Angela Merkel regiert abwartend, reaktiv. Das Land lechzt doch förmlich nach einem Gegenentwurf. Martin Schulz will Wandel und Aufbruch verkörpern – in einem Land, in dem es sehr vielen Menschen gut geht. Da fehlt es an konkreten Projekten. Und: Er muss viel mitreißender als Frontmann agieren als bisher.

Die SPD beginnt zu poltern. CDU und CSU würden „in alten Rollenbildern verharren“, die SPD hingegen hätte „Herausragendes“ geleistet, hieß es zuletzt.
Das schönt nur die eigene Leistung. Ein Blick in die Vergangenheit, mehr nicht. Jetzt braucht es aber klare Visionen und Projekte für die Zukunft unseres Landes.

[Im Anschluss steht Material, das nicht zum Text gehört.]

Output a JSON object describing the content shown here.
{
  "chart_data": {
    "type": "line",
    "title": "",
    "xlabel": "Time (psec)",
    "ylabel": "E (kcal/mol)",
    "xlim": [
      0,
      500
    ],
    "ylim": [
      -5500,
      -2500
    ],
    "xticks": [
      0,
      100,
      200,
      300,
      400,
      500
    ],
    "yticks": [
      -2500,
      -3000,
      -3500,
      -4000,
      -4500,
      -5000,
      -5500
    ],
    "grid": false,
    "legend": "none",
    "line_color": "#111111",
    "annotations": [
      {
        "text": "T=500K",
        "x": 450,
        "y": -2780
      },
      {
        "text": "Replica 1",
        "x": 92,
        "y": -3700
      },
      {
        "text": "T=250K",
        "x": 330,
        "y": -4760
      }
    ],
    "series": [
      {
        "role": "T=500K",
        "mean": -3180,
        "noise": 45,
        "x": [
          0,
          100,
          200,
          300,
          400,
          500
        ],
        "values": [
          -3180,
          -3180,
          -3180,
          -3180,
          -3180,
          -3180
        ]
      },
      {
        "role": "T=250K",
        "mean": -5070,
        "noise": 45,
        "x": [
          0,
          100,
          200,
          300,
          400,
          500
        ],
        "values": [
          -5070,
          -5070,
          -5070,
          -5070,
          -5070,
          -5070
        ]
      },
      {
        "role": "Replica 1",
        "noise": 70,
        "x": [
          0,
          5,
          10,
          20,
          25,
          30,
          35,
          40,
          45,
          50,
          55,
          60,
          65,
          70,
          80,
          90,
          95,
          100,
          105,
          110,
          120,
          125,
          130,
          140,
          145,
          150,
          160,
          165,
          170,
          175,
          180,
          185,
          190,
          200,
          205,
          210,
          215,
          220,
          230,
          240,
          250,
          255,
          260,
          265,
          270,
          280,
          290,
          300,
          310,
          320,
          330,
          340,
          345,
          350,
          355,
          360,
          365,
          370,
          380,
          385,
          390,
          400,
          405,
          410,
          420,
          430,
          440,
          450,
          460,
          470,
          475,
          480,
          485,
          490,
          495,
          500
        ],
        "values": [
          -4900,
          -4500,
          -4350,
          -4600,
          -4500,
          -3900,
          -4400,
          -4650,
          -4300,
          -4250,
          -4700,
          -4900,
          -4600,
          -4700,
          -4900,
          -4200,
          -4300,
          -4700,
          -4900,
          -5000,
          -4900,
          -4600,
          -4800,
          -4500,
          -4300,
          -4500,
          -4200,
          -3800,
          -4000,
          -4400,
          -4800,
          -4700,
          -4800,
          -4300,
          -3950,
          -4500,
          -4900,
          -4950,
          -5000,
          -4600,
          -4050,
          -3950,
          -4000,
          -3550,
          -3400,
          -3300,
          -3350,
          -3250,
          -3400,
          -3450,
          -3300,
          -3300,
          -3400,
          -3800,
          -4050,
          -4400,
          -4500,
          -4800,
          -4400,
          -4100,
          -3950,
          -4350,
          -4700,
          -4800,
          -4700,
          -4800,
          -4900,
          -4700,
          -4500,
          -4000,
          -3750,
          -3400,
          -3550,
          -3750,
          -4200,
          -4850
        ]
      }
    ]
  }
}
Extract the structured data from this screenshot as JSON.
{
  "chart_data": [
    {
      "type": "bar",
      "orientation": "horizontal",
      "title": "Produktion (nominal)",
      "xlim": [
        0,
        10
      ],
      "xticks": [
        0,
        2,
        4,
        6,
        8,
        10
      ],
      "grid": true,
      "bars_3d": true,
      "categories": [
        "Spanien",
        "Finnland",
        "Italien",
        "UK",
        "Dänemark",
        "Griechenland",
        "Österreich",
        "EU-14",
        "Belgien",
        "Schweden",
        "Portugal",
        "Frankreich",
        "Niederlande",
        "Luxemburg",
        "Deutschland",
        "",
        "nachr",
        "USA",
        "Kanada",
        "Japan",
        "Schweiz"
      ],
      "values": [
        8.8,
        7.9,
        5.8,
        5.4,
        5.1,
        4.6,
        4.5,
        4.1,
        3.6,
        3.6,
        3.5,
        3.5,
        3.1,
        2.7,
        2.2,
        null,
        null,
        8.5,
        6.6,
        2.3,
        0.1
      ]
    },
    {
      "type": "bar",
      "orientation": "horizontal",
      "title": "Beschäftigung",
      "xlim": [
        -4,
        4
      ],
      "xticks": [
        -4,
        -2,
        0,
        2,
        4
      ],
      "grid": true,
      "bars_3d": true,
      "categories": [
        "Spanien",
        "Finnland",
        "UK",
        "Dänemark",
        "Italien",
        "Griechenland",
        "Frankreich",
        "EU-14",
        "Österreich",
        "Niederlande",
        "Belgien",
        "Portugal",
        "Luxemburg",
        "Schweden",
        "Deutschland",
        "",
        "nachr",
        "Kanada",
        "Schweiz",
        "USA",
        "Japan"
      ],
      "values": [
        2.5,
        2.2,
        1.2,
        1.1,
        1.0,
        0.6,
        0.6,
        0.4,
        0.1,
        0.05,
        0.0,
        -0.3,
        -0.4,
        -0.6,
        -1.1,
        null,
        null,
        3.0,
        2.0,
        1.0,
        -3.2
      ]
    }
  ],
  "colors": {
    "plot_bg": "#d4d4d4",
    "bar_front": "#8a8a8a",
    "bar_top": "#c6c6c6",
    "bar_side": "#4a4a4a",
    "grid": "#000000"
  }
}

Wie bewerten Sie das Verhalten von Martin Schulz bei den drei vergangenen Landtagswahlen 2017?
Schulz hat sie alle abgewartet, bis er erstmals konkrete Inhalte geliefert hat. Er wollte sich nicht in den Landtags-Wahlkampf einmischen. Das ist Schulz’sche Höflichkeit, aus Markensicht jedoch ist er da auf dem Holzweg. Er hat eine gute Chance verpasst, die zu diesem Zeitpunkt vorherrschende Aufbruchsstimmung rund um seine Kandidatur in die Länder hineinzutragen und das Image der SPD weiterzuentwickeln.

Leben totgesagte Marken länger?
Sie leben von Vertrauen, Identifikation und Attraktivität. Das entsteht nicht über Nacht. Fakt ist: Martin Schulz hat noch drei Monate Zeit. Jeder Tag, in dem er es nicht schafft, seine Persönlichkeit greifbar zu machen, ist ein Tag, der Angela Merkel einen Schritt näher zur nächsten Kanzlerschaft bringt.

Herr Spall, vielen Dank für dieses Interview.

Christopher Spall ist Experte für die Markenentwicklung von Organisationen und Persönlichkeiten. Er ist Geschäftsführer der Markenidentitäts-Beratung Spall.macht.Marke in Nürnberg.